I want to pick up on the question raised in the previous musing of how do we know when it’s most helpful to approach ourselves as a single, whole person or a person made up of many different and sometimes conflicting parts. My best simple answer is, for most of us, most of time, we can’t know. It takes a bit of trial and error, sometimes called floundering, to find out what’s needed.
Let me take this moment as an illustration. Right now as I’m sitting in front of my computer wondering where I want to go with this article, a small doubt worms its way into my awareness and whispers to me that regrettably I’m not up to the task of answering the question at hand, that the question itself is inconsequential, a distraction from more important matters, and that, characteristic of me, I’m undertaking a project that will lead nowhere. I recognize the accusations, they are familiar and my response to them is predictable: I become momentarily paralyzed.
This kind of paralysis is a symptom as well as a description of a certain state of mind. The symptom is telling me that I am simultaneously trying to go in opposite directions. I’m wanting to perform a specific task and I’m also not wanting to undertake it because I fear it won’t end in a good enough outcome. The result is I’m stuck between my desire and my fear. I notice that the article isn’t getting written. I might start to get frustrated. I might eventually start to ask myself what’s the obstacle in my way. Why can’t I write this article? In this instance, if I’m aware only that I’m trying, trying very hard, perhaps, to get my ideas into words, but unaware that I’m trying equally hard not to complete that task, I may find that in spite of my best efforts I’m getting nowhere. It’s here that it would be helpful for me to be analytical, to break down my idea of an irreducible “I” into its component parts in order to see the conflict that is taking place in me. If I strenuously resist doing that, it may be done for me, in which case I will experience the same analytical process passively as a breakdown. Parts of myself try to separate out. Parts of me are not happy with an “I”, which does not represent them, speaking on their behalf. In time, they will actively begin sabotaging what I describe as my plans. If this state of affairs proceeds far enough, those disaffected parts of me will be in open revolt, in which case, like a government vainly trying to maintain law and order in the face of a popular uprising, I will lose any semblance of control over the situation.

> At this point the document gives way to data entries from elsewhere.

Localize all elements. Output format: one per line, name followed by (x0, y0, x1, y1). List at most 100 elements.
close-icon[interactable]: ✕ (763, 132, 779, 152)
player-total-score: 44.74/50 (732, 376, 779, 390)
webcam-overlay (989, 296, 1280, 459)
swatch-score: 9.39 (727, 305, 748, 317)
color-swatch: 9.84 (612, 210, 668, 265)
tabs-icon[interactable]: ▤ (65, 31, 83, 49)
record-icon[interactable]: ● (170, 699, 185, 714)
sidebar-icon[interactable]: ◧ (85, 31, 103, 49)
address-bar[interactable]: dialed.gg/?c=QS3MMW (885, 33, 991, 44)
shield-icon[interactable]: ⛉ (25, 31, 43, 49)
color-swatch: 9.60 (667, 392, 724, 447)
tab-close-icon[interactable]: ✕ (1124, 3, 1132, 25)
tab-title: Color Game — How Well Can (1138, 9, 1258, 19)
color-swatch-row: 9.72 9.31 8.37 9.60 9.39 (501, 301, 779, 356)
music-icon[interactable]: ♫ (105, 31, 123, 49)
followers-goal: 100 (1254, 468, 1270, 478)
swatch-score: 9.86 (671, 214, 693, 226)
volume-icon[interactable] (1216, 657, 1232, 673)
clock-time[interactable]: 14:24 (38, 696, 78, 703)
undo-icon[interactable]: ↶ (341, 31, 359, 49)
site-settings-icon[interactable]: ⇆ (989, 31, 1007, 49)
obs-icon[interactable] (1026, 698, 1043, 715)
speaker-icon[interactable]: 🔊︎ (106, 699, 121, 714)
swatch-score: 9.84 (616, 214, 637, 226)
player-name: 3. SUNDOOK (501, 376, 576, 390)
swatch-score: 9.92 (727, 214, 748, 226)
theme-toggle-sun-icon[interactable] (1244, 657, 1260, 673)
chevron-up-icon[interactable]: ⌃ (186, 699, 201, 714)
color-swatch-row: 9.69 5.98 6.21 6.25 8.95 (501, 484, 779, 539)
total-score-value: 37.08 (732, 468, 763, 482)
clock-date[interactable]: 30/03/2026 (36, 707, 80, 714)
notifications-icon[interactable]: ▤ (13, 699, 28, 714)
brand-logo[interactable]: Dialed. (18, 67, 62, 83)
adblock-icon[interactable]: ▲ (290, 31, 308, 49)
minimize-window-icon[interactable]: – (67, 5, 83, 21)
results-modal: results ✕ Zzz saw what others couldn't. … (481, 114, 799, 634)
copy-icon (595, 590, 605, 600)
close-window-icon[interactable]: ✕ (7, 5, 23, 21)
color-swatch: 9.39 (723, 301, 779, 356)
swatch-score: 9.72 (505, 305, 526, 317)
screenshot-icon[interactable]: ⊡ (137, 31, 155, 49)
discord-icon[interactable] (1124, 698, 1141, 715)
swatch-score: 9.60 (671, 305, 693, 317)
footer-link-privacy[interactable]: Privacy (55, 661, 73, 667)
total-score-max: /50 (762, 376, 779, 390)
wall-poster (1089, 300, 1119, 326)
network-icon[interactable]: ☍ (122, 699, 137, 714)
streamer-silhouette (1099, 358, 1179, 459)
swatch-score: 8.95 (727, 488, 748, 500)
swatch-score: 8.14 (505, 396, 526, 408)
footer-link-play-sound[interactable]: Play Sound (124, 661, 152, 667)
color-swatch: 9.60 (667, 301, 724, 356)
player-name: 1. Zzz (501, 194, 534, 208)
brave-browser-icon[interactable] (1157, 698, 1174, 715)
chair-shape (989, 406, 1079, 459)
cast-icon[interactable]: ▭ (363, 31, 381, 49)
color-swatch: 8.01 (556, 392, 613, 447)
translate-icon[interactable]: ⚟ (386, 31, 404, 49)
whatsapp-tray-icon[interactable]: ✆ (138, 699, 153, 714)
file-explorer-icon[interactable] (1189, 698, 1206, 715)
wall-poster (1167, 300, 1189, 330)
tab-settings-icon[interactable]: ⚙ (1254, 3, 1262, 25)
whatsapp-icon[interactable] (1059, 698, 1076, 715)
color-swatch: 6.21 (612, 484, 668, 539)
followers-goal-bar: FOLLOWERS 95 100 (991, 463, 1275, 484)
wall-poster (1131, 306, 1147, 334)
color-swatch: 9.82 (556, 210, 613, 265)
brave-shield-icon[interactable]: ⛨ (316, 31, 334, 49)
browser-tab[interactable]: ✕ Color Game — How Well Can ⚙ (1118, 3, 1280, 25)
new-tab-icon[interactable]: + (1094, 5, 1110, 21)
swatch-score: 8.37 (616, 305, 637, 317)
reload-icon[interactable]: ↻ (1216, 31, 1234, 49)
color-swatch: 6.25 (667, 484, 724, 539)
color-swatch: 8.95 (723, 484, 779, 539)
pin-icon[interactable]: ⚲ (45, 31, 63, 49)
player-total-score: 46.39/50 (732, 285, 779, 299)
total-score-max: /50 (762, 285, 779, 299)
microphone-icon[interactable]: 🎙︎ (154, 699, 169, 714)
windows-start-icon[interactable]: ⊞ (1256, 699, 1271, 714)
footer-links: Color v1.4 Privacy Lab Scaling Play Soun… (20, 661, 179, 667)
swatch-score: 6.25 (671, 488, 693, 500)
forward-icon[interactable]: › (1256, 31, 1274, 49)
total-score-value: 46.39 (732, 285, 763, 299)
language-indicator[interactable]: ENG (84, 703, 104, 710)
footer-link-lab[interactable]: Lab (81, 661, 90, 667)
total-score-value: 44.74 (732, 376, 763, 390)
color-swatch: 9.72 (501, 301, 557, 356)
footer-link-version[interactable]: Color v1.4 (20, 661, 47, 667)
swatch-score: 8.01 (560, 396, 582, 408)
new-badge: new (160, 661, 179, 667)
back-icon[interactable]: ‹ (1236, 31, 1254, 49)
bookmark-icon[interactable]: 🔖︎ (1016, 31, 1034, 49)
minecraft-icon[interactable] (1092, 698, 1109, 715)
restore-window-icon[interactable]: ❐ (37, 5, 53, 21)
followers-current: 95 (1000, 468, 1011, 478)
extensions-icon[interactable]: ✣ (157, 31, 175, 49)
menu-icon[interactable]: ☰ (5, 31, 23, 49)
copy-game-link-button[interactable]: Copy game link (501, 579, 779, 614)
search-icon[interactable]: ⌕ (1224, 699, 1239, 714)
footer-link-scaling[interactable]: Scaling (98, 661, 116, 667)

Supplying the part of me who doesn’t want to write this article with an invitation to openly share what is happening for it, an invitation that is genuine enough to convince my so-called uncooperative part that I will listen to it empathically, is a first step toward creating a three-way conversation between my conflicting parts and a third part acting as facilitator. It’s a kind of internal conflict resolution, which can’t happen unless all parts are recognized and engaged with as we would engage with autonomous individuals. It is the conflict which fragments and paralyzes us. To the extent that we resolve our inner conflicts, we naturally and effortlessly return to a sense of being whole persons.